Perkawinan Sultan Iskandar Muda
dengan Puteri Kamaliah dianugerahi seorang puteri yang bernama Puteri Sari Alam
yang menikah dengan Sultan Iskandar Tsani dan setelah suaminya itu meninggal
Puteri Sari Alam naik tahta menjadi Sultanah dengan gelar Sultanah Tajul Alam
Safiatuddin.
Sultan lskandar Tsani juga
dikenal dengan Raja Mughal. Ia adalah putera dan Raja Ahmad Syah Pahang. yang
termasuk keluarga Pahang yang dibawa Sultan Iskandar Muda ke Aceh. Nama asli
Puteri Pahang adalah Puteri Jamilah (ada yang menyebut “Kamaliah”) yang juga
terkenal dengan nama Putroe Phang. Menurut satu riwayat. perkawinan Puteri
Pahang dengan Sultan Iskandar Muda berlangsung setelah melalui peristiwa yang
sangat luar biasa.
Pada suatu hari Sultan Pahang bersama
Permaisurinya yang bernama Puteri Jamaliah (Putroe Phang) menghadap Sultan
Iskandar Muda dan dalam pertemuan itu Sultan Pahang yang bernama Raja Abdullah
(Raja Raden) menyatakan mengetahui niat suci Iskandar Muda menaklukan
kerajaannya demi memperjuangkan agama dan menyingkirkan kawasan Melayu dan
imperialis Barat dan untuk itu rela menceraikan istrinya untuk dinikahi Sultan
Iskandar Muda.
Setelah mendapatkan persetujuan
dan keluarga permaisuri Puteri Sendi Ratna Indra (permaisuri pertama). Sultan Iskandar
Muda bercerai dengan Puteri Sendi Ratna Indra. Setelah masing-masing istri
menyelesaikan masa iddahnya, Sultan Iskandar menikah dengan Puteri Jamaliah dan
Raja Abdullah menikah dengan Puteri Sendi Ratna lndra.
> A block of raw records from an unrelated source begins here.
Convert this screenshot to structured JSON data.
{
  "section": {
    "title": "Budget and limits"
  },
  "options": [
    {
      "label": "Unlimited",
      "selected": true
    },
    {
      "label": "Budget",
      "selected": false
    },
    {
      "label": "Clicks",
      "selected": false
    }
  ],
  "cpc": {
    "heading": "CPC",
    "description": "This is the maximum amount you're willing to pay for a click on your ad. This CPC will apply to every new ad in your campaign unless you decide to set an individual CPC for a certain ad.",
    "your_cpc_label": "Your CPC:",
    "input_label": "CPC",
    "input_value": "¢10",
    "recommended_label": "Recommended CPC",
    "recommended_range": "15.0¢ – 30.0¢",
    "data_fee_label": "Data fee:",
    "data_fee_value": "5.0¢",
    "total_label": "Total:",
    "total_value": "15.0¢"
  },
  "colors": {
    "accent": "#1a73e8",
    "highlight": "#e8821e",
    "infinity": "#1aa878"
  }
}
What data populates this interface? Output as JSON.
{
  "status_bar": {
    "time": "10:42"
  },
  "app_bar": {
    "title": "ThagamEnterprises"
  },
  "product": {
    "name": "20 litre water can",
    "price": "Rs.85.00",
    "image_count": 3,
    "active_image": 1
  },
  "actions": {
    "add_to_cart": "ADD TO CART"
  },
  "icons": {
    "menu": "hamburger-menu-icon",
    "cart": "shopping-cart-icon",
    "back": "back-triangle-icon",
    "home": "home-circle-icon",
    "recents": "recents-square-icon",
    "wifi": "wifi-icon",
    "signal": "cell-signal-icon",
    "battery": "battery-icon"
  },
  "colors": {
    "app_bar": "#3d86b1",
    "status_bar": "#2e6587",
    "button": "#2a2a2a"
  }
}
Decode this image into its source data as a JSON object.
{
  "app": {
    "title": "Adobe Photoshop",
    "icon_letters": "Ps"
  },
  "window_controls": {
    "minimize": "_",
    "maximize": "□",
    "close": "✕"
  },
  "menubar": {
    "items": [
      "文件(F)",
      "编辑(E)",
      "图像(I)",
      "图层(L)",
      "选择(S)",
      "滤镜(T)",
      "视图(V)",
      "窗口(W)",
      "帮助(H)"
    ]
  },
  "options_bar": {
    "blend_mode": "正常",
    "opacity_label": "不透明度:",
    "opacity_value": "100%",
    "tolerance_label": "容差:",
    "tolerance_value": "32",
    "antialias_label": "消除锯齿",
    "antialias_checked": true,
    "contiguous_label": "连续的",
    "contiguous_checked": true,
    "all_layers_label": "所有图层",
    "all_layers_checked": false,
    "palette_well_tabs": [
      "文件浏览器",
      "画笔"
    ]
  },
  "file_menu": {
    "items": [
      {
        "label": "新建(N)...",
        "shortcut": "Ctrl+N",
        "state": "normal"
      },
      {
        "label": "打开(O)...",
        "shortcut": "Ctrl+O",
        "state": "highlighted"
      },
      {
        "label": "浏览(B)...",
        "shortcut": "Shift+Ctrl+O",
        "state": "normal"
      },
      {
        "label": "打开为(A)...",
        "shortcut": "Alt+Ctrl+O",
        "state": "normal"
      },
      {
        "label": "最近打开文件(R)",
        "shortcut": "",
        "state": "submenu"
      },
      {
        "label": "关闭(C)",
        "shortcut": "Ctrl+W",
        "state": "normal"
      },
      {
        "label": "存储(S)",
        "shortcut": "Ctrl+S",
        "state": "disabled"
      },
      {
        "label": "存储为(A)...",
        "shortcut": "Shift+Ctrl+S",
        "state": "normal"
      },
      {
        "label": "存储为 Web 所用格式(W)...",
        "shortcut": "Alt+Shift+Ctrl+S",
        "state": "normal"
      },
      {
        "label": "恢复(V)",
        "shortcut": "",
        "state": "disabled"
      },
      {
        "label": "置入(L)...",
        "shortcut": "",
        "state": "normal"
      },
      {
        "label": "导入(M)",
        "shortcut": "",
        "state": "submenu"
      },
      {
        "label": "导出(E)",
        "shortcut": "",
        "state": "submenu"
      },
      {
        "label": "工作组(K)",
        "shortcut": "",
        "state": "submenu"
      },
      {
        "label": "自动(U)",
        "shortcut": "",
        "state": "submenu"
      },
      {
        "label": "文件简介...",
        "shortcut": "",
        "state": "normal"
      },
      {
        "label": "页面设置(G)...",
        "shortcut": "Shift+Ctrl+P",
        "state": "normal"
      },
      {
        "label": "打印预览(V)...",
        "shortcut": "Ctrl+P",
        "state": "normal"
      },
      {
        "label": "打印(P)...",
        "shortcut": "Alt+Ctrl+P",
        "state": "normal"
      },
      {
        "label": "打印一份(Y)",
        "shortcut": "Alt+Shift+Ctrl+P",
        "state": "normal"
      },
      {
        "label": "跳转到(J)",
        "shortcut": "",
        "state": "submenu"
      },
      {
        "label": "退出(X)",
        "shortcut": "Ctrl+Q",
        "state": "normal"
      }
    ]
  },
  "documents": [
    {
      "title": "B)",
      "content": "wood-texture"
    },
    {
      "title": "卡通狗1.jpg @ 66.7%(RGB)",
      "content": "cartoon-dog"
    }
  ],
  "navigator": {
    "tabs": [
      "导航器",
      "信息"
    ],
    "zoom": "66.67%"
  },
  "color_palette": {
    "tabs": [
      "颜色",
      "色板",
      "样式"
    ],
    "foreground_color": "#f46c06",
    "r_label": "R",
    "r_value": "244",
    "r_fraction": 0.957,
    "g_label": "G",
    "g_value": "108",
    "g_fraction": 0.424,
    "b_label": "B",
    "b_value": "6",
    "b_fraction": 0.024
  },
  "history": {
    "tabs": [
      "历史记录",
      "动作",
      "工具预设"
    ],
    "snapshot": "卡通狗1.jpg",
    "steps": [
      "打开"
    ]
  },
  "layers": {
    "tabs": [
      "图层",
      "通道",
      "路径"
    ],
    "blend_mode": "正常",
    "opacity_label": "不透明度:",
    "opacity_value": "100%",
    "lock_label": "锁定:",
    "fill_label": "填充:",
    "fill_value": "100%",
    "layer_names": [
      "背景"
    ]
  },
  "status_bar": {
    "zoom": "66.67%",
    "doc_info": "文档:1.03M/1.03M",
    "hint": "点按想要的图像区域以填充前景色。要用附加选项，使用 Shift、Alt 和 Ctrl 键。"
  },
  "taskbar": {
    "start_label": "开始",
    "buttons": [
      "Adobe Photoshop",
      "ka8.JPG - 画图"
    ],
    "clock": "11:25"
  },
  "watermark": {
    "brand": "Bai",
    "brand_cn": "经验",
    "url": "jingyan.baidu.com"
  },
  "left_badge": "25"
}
Bukti cinta Sultan Iskandar Muda
terhadap Putroe Phang adalah bangunan Gunongan. Bangunan ini dibangun untuk
membuktikan cintanya kepada Putroe Phang.
Putroe Phang sangat berpengaruh
dalam pemerintahan dan penyusunan undang-undang kerajaan sampai-sampai lahir
semboyan :
Adat bak Poeu Meureuhom
Hukum bak Syiah Kuala
Qanun bak Putroe Phang
Reusam bak Bentara
Artinya :
Adat dari Marhum Mahkota Alam
Hukum dan Syiah Kuala
Qanun dan Puteri Pahang
Resam dan Bentara (‘uleebalang)
Adat meukoh reubung
Hukum Meukoh purih
Adatjeutabarangho taking
Hukum hanjuet barangho takih
Artinya :
Adat dapat dipotong seperti
memotong rebung
Hukum seperti memotong sagak
(hujung buluh keras)
Hukum tak dapat diatur dengan
semena-mena
(melainkan wajib didasarkan
Quran dan Hadis)
Ketika Putri Phang mangkat,
upacaranya dilakukan dengan megah dan khidmat. Kain jendela dan tirai Istana
Keraton Darud Dunia diganti dengan kain warna hitam. Upacara pelepasan
dilaksanakan dengan khidmat seperti dilukiskan oleh Muhammad Junus Djamil
sebagai berikut :
“Ketika jenazah diturunkan dan
Istana, Sultan Iskandar Muda turun di depan, didampingi dua bentara keraton
yang berpakaian serba hitam berselempang merah. Yang di sebelah kanan memegang
pedang terhunus bersandar di bahu kanannya dan yang disebelah kirinya memegang
payung hitam terbuka yang disebut Payoong panyang-go. Di Mideuen (halaman
istana) telah siap segenap barisan dan setelah berhenti sejenak tampil ke muka
bentara Keujruen Tandil Keraton Darud Dunia (Tandil Mujahid Chik Seri Dewa
Purba) untuk mengucap berita duka dan memohon doa selamat kepada Allah SWT
serta selawat kepada Nabi Muhammad SAW.
Keranda jenazah yang berhias
serba indah dengan hiasan keemasan dan permata diletakkan di atas tandu
keemasan yang berbentuk segitiga. Masing-masing ujung segitiga dipikul oleh
tiga pembesar dan tiga dewan negara, yaitu dewan Mong-mong Angkatan Laut,
Angkatan Darat. Didepan sekali berdiri Ketua Dewan Mufti empat (Khuja Madinah)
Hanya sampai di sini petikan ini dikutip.